Salió de su recuerdo; tras doblar el cabo de un suspiro y preguntó a don Herbert:

– ¿Qué masca, míster Krill?

– Pedacitos de pistacho… Se me hace tarde… Tengo una cita en el «club»… Habrá visto usted que para no ser menos que la «Frutamiel» mantenemos la campaña en favor de la guerra en los diarios… -se marchaba masticando y hablando-…El mundo no tiene arreglo, mi buen amigo, pagamos a los periódicos anuncios de arados, máquinas de coser, bombas hidráulicas, biberones y muñecas, y con esos anuncios de elementos que sirven o alegran la vida, porque también anunciamos pianos, bandoneones, guitarras, cubrimos el costo de las pulgadas que ocupa nuestra propaganda en favor de la guerra, en forma de noticias, comentarios, caricaturas…

Al salir, casi en la puerta, volvió por el jardín patinando sobre sus numerosos callos, encontróse con Boby y Pío Adelaido que le saludaron al pasar.

– A éste le llama papá «el judío errante»… -dijo Boby al oído de su amigo, y ya entrando en casa-: Es una lástima que no puedas venir con nosotros hoy a la tarde al Cerro. Vamos a jugar una guerra padre, de muchos contra muchos; toda la plebe se va a dividir en dos partidos, para echar piedra… A mí las que me gustan son esas lajitas chatas, redonditas, de este tamaño -e hizo un círculo de argolla abierto con su pulgar e índice-; agarran una fuerza que para qué te digo y zúmmm…, zúmmm…, hacen al salir de la mano, y una puntería si se les echa saliva.

El paseo fue ir al trote por todos lados.

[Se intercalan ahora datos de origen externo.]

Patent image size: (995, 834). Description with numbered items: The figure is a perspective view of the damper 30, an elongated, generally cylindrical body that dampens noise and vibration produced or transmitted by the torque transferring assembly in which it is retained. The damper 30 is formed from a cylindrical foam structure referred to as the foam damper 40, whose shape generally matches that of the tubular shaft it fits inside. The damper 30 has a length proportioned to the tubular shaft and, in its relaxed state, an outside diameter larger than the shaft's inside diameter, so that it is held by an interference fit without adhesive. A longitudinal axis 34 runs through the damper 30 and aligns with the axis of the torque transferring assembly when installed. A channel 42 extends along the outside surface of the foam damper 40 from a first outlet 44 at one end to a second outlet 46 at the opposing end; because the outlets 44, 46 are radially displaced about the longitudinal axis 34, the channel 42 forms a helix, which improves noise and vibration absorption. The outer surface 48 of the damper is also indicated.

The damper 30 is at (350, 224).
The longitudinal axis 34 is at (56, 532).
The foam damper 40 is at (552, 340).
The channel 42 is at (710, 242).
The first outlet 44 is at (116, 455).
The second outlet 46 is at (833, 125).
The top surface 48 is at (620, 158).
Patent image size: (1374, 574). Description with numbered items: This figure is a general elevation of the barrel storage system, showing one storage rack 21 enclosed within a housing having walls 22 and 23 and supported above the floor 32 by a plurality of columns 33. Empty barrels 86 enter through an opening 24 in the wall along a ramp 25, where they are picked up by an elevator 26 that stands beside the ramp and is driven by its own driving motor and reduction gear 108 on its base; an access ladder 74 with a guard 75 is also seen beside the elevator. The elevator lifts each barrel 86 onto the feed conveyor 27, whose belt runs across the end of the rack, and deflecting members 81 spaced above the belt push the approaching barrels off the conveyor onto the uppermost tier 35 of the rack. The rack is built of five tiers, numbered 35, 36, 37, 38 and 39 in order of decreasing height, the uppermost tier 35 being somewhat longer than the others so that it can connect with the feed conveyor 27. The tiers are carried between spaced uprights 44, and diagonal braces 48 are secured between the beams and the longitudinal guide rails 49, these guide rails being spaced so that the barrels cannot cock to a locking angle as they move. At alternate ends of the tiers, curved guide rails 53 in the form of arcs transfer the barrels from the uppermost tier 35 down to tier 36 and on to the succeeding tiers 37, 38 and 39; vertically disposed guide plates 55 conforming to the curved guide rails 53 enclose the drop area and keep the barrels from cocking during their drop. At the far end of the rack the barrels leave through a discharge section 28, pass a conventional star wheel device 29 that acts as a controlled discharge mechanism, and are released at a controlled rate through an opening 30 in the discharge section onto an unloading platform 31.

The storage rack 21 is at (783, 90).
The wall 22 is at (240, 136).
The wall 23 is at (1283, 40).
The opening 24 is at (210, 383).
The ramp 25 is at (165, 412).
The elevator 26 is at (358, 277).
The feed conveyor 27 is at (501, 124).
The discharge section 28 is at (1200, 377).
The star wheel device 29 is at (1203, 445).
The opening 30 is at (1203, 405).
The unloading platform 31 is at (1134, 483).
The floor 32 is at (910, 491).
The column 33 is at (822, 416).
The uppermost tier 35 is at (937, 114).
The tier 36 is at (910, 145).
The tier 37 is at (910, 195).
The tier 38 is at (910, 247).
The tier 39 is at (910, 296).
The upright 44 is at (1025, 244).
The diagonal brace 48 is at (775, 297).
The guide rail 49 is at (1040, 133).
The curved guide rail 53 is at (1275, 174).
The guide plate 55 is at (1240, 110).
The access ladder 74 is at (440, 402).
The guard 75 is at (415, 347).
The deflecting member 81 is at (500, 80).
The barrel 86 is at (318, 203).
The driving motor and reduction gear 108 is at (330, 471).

Boby quería presentarle a sus amigos. «Son mis amigos», le repetía a cada paso. Y eso era muy importante, que fueran sus amigos. Y como eran sus amigos, iban a ser amigos de Pío Adelaido, para que éste les contara cómo era allá en la costa. Le harían muchas preguntas y tendría que contestarles, inventar, si no sabía, pero no quedarse callado. «El que calla es muerto, viejo; en nuestras leyes así es, es la ley de la pandilla; el que no tiene cabeza para inventar si no sabe, es anestesiado de un izquierdazo, y al caer se le deja por cadáver. Por eso, cuando te pregunten, por ejemplo, si en la costa hay culebras, vos contales que hay por montones y si te preguntan de qué tamaño, cuidado te vas a quedar corto, porque si no tienen por lo menos veinte metros, van a creer que son lombrices…»

Pero no lograron ver a los amigos. Andaban en sus escuelas y colegios. Apenas el Chelón Mancilla estaba en la puerta de su casa. Había tomado purgante y no tenía ganas de hablar. A la tarde sería distinto y ya estaban citados para «jugar guerra», en el Cerrito. Boby, según le explicó, no estaba en ningún colegio, porque se lo iban a llevar a los United States. Quería ser aviador. Aviador civil.